The editor is fairly basic but includes bold, italics, underlining and the ability to insert graphics, as well as a rudimentary equation editor that allows fairly complex equations in a fairly easy manner. The editor is simple but effective.
Adding Students to Classes
You can create classes and add students to them.
If you're using Google Classrooms, adding students is fairly easy. If you're not, then it's a pain in the backside. You have to invite students to the class. This means you get a link and code that identifies the class they are joining. What could go wrong with that approach? About a million things. So, this is pretty much a deal breaker in my mind. If I can't create the student accounts in advance and have them configured to be the same as their email addresses and existing passwords from their school system, then it's not going to fly.
You can configure the videos to not allow the user to skip ahead if you really want them to watch the whole video (or at least text their friends while the video plays in the background) . Combined with the injected questions, it's a good way of seeing who watched the video and paid attention.
Some Practical Considerations
You can manually mark short-answer questions.
There is a gradebook that can be exported.
The system indicates where the questions and notes are positioned in the videos, so if you allow skipping ahead in the video, students will know where the questions are located.
The system feedback is not extensive, but it's fairly meaningful.
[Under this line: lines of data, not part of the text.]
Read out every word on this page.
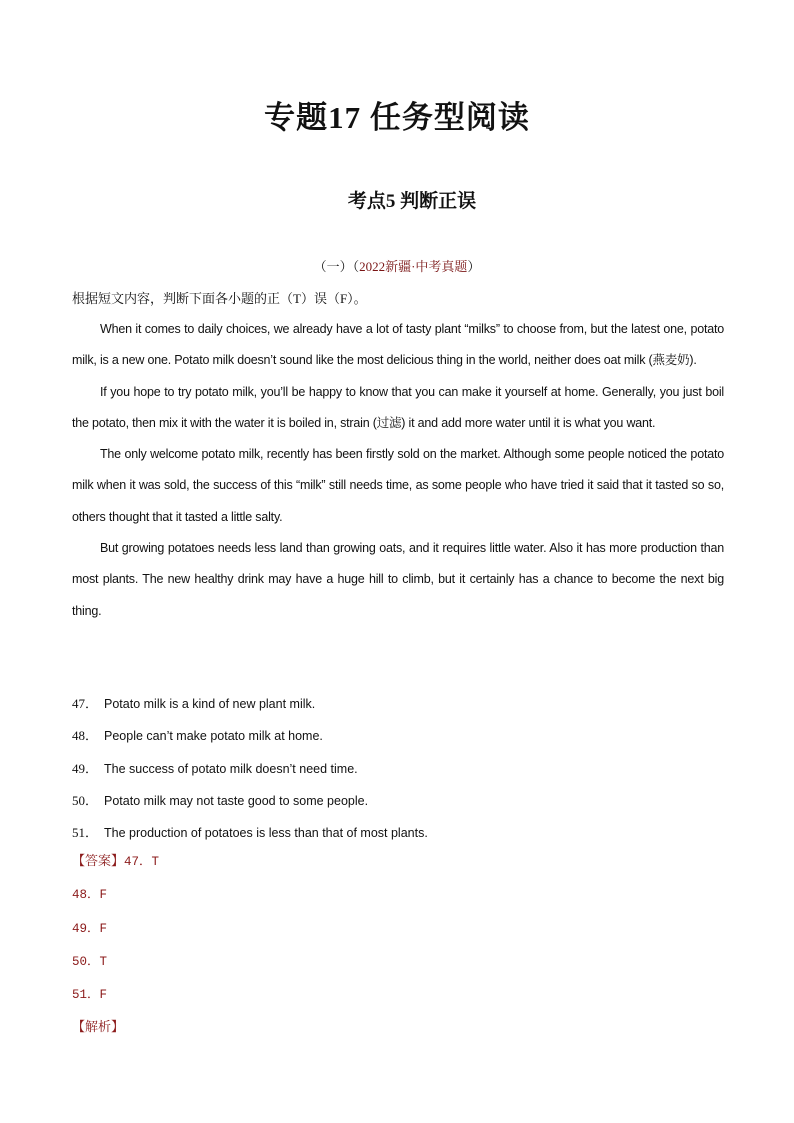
专题17 任务型阅读
考点5 判断正误
（一）（2022新疆·中考真题）
根据短文内容，判断下面各小题的正（T）误（F）。

When it comes to daily choices, we already have a lot of tasty plant “milks” to choose from, but the latest one, potato milk, is a new one. Potato milk doesn’t sound like the most delicious thing in the world, neither does oat milk (燕麦奶).

If you hope to try potato milk, you’ll be happy to know that you can make it yourself at home. Generally, you just boil the potato, then mix it with the water it is boiled in, strain (过滤) it and add more water until it is what you want.

The only welcome potato milk, recently has been firstly sold on the market. Although some people noticed the potato milk when it was sold, the success of this “milk” still needs time, as some people who have tried it said that it tasted so so, others thought that it tasted a little salty.

But growing potatoes needs less land than growing oats, and it requires little water. Also it has more production than most plants. The new healthy drink may have a huge hill to climb, but it certainly has a chance to become the next big thing.

47． Potato milk is a kind of new plant milk.
48． People can’t make potato milk at home.
49． The success of potato milk doesn’t need time.
50． Potato milk may not taste good to some people.
51． The production of potatoes is less than that of most plants.
【答案】47．T
48．F
49．F
50．T
51．F
【解析】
It shows:
- what percentage of the video the student watched
- when they last watched
- and you can see their responses to the questions.
How it works
The process is fairly simple. Find a video on YouTube (if you don't have your own video) and get the share link for the video.
- Click on Content | My Content
- Click on the Add Content button that will appear in the upper right of the My Content screen.
- Click YouTube in the left menu.
- In the search bar, enter the link to the video you want to use.
- Click Search.
- When you see your video in the results, click on it to select it.
- When the Video appears in EdPuzzle, click Edit in the lower right corner.
- Click the play button until you come to a point where you want to add a voic-eover, comment or question.
- Pause the video.
- Click Cut, Voiceover, or Questions above the video window and follow the prompts.
- When you're done adding you can continue in the video and add more comments and questions or you can click Finish.
- Once you've finished editing you can assign the video to a class.
Important Notes
Once a video has been assigned to a classroom, you can't edit the location of the voice-over, comments, and questions in the timeline. You have to make a copy of the video and edit the copy and then re-assign it.
Students can't change the speed of the videos even if they originate on YouTube which supports this ability.
If you make a mistake in the answer key for a question, you can't go back and change it.
If you want to delete a question from an assigned video, you also don't seem to be able to do that either. You can only delete questions from a video by making a duplicate of it.
Use it or Not?
It's not difficult to use, and the learning curve is short. The feature set is fairly small but it has the essentials for making better use of video content. That's all good.
If there isn't a good way to import student account information, it's pretty much a deal-breaker; however, the ability to track who has watched and how much they watched along with being able to get responses to basic comprehension questions is really compelling. I just can't completely rule it out.